Je m’interrogeais sur ce rendez-vous raté. Peut-être aurais-je été déçue finalement ? Parfois, lorsqu’on projette la vision de son esprit, on est désillusionné par le réel. Il y a une sorte de trahison entre le rêve et la réalité. Peut-être que ma projection était fidèle à la description du texte ? Ou était-elle mieux que ce que j’avais créé ? Je ne le saurais pas. Pas cette fois-ci. Je ne dis pas jamais. Cette tentative à échouer, mais notre avantage en ce bas monde c’est que parfois on peut avoir une deuxième chance. Il va me falloir du temps pour digérer, économiser de nouveau. Je connais la marche à suivre, je sais où est le chemin. Il n’y a plus qu’à recommencer, plutôt au printemps, aux beaux jours, lorsque la neige est loin. Elle m’a fait une farce la première fois, la saison était son atout. Pour le second essai, je lui laisserais moins de chance même si je ne suis pas à l’abri de la pluie, d’une tempête ou d’un ouragan. Qui sait, la météo est imprévisible.

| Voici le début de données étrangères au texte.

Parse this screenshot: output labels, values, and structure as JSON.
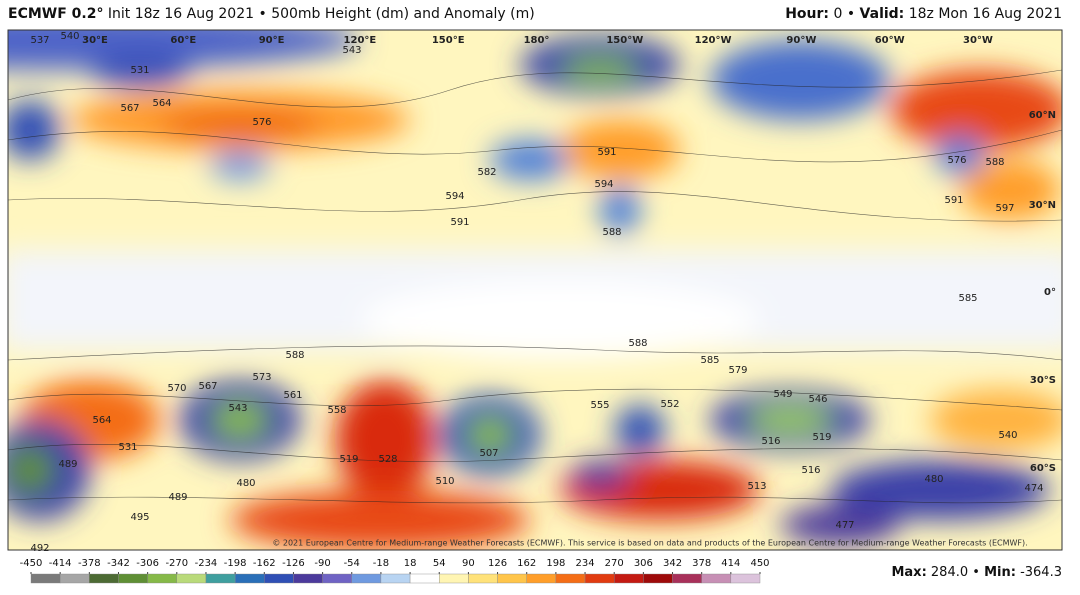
{
  "header": {
    "model": "ECMWF 0.2°",
    "description": "Init 18z 16 Aug 2021 • 500mb Height (dm) and Anomaly (m)",
    "hour_label": "Hour:",
    "hour": "0 •",
    "valid_label": "Valid:",
    "valid": "18z Mon 16 Aug 2021"
  },
  "map": {
    "longitude_labels": [
      "30°E",
      "60°E",
      "90°E",
      "120°E",
      "150°E",
      "180°",
      "150°W",
      "120°W",
      "90°W",
      "60°W",
      "30°W"
    ],
    "latitude_labels": [
      "60°N",
      "30°N",
      "0°",
      "30°S",
      "60°S"
    ],
    "contour_labels": [
      "537",
      "540",
      "543",
      "531",
      "567",
      "564",
      "576",
      "594",
      "591",
      "582",
      "594",
      "591",
      "588",
      "588",
      "585",
      "579",
      "588",
      "585",
      "591",
      "597",
      "588",
      "576",
      "570",
      "567",
      "573",
      "561",
      "558",
      "543",
      "564",
      "531",
      "528",
      "519",
      "516",
      "519",
      "549",
      "546",
      "552",
      "555",
      "507",
      "489",
      "480",
      "489",
      "495",
      "492",
      "513",
      "516",
      "510",
      "540",
      "480",
      "474",
      "477"
    ],
    "credit": "© 2021 European Centre for Medium-range Weather Forecasts (ECMWF). This service is based on data and products of the European Centre for Medium-range Weather Forecasts (ECMWF)."
  },
  "colorbar": {
    "ticks": [
      -450,
      -414,
      -378,
      -342,
      -306,
      -270,
      -234,
      -198,
      -162,
      -126,
      -90,
      -54,
      -18,
      18,
      54,
      90,
      126,
      162,
      198,
      234,
      270,
      306,
      342,
      378,
      414,
      450
    ],
    "colors": [
      "#7a7a7a",
      "#a6a6a6",
      "#4d6b34",
      "#5f8f35",
      "#86b948",
      "#b9da7a",
      "#3f9f9f",
      "#2a6fb8",
      "#2f4fb5",
      "#4c3a9c",
      "#6f63c4",
      "#6f9ae0",
      "#b8d4f2",
      "#ffffff",
      "#fff5b3",
      "#ffe27a",
      "#ffc54a",
      "#ff9e2a",
      "#f46d16",
      "#e13b10",
      "#c41a12",
      "#9e0a0a",
      "#a8305a",
      "#c78fb5",
      "#dcc3dc"
    ]
  },
  "footer": {
    "max_label": "Max:",
    "max": "284.0 •",
    "min_label": "Min:",
    "min": "-364.3"
  }
}
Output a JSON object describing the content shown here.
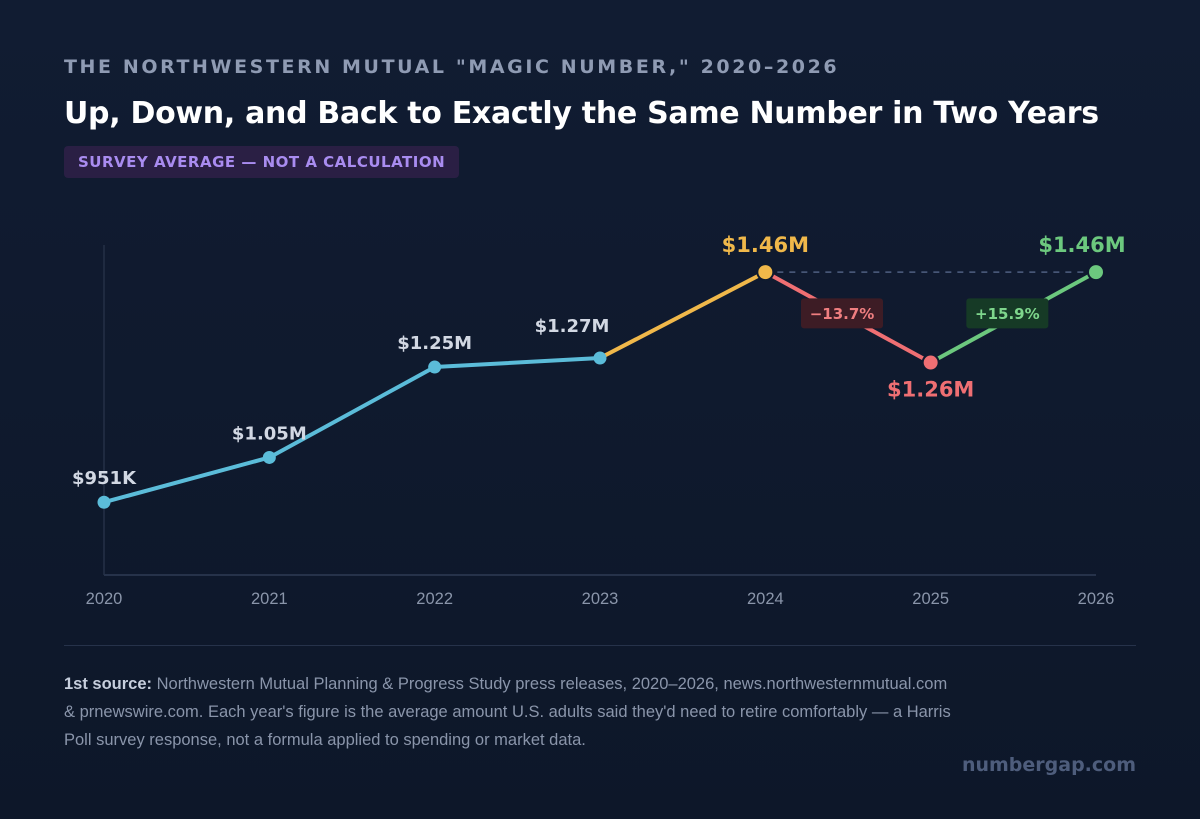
{
  "header": {
    "eyebrow": "THE NORTHWESTERN MUTUAL \"MAGIC NUMBER,\" 2020–2026",
    "title": "Up, Down, and Back to Exactly the Same Number in Two Years",
    "badge": "SURVEY AVERAGE — NOT A CALCULATION"
  },
  "chart_data": {
    "type": "line",
    "x": [
      "2020",
      "2021",
      "2022",
      "2023",
      "2024",
      "2025",
      "2026"
    ],
    "values": [
      0.951,
      1.05,
      1.25,
      1.27,
      1.46,
      1.26,
      1.46
    ],
    "point_labels": [
      "$951K",
      "$1.05M",
      "$1.25M",
      "$1.27M",
      "$1.46M",
      "$1.26M",
      "$1.46M"
    ],
    "ylim": [
      0.79,
      1.52
    ],
    "grid": false,
    "reference_line": {
      "value": 1.46,
      "from": "2024",
      "to": "2026",
      "style": "dashed"
    },
    "segments": [
      {
        "from": "2020",
        "to": "2023",
        "color": "#5bbcd9"
      },
      {
        "from": "2023",
        "to": "2024",
        "color": "#f0b84a"
      },
      {
        "from": "2024",
        "to": "2025",
        "color": "#ef6f73"
      },
      {
        "from": "2025",
        "to": "2026",
        "color": "#6cc87e"
      }
    ],
    "point_colors": [
      "#5bbcd9",
      "#5bbcd9",
      "#5bbcd9",
      "#5bbcd9",
      "#f0b84a",
      "#ef6f73",
      "#6cc87e"
    ],
    "label_colors": [
      "#d2d8e3",
      "#d2d8e3",
      "#d2d8e3",
      "#d2d8e3",
      "#f0b84a",
      "#ef6f73",
      "#6cc87e"
    ],
    "change_annotations": [
      {
        "text": "−13.7%",
        "from": "2024",
        "to": "2025",
        "text_color": "#ef7e80",
        "bg": "#3d1c25"
      },
      {
        "text": "+15.9%",
        "from": "2025",
        "to": "2026",
        "text_color": "#7ed68c",
        "bg": "#163a26"
      }
    ]
  },
  "footer": {
    "source_label": "1st source:",
    "source_text": "Northwestern Mutual Planning & Progress Study press releases, 2020–2026, news.northwesternmutual.com & prnewswire.com. Each year's figure is the average amount U.S. adults said they'd need to retire comfortably — a Harris Poll survey response, not a formula applied to spending or market data.",
    "brand": "numbergap.com"
  }
}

La journée s’est terminée dans un bar restaurant. J’y ai dégusté un pulled pork grillé maison en écoutant une légende du blues en live dont j’ai oublié le nom. Les gens présents étaient fascinés par lui, me répétant que j’avais une sacrée chance d’être là ce soir. J’ai souri. Pour moi, cela n’avait pas de vrai sens, pas d’importance. Mon rêve s’était brisé dans le gel d’une imprédictible tempête de neige historique.
Il m’a fallu du temps pour savourer mon voyage à Memphis et me dire que j’avais tout de même vécu des choses formidables. J’ai compris que ce périple était à l’image de tout ce qu’avait été ma vie jusque-là : des embûches, des imprévus auxquels j’avais toujours fait face, auxquels je m’étais adaptée. J’avais parfois gagné, parfois échoué, je m’étais relevée. Je ne pouvais qu’être fière de moi, j’avais tout mis en œuvre pour la concrétisation de cet idéal, on ne peut pas lutter contre les éléments.
Mon rêve de voir Rowan Oak n’est pas mort, il est juste reporté. Cette neige n’aura rendu que plus savoureuse et plus intense notre future première vraie rencontre. L’imprévu à ceci de beau qu’il n’est possible que si l’on a prévu des choses. Il peut être heureux ou malheureux. Il ne se décide pas, on n’y peut rien, on ne peut faire qu’avec. Il est surprenant, déconcertant, intrigant. Il change nos projets, notre vie, notre philosophie. Il nous influe, il nous transforme, il nous change, pour le meilleur le plus souvent, quelquefois pour le pire. Mais il ne nous définit pas. C’est à nous de nous en saisir et de décider ce qu’on en fait.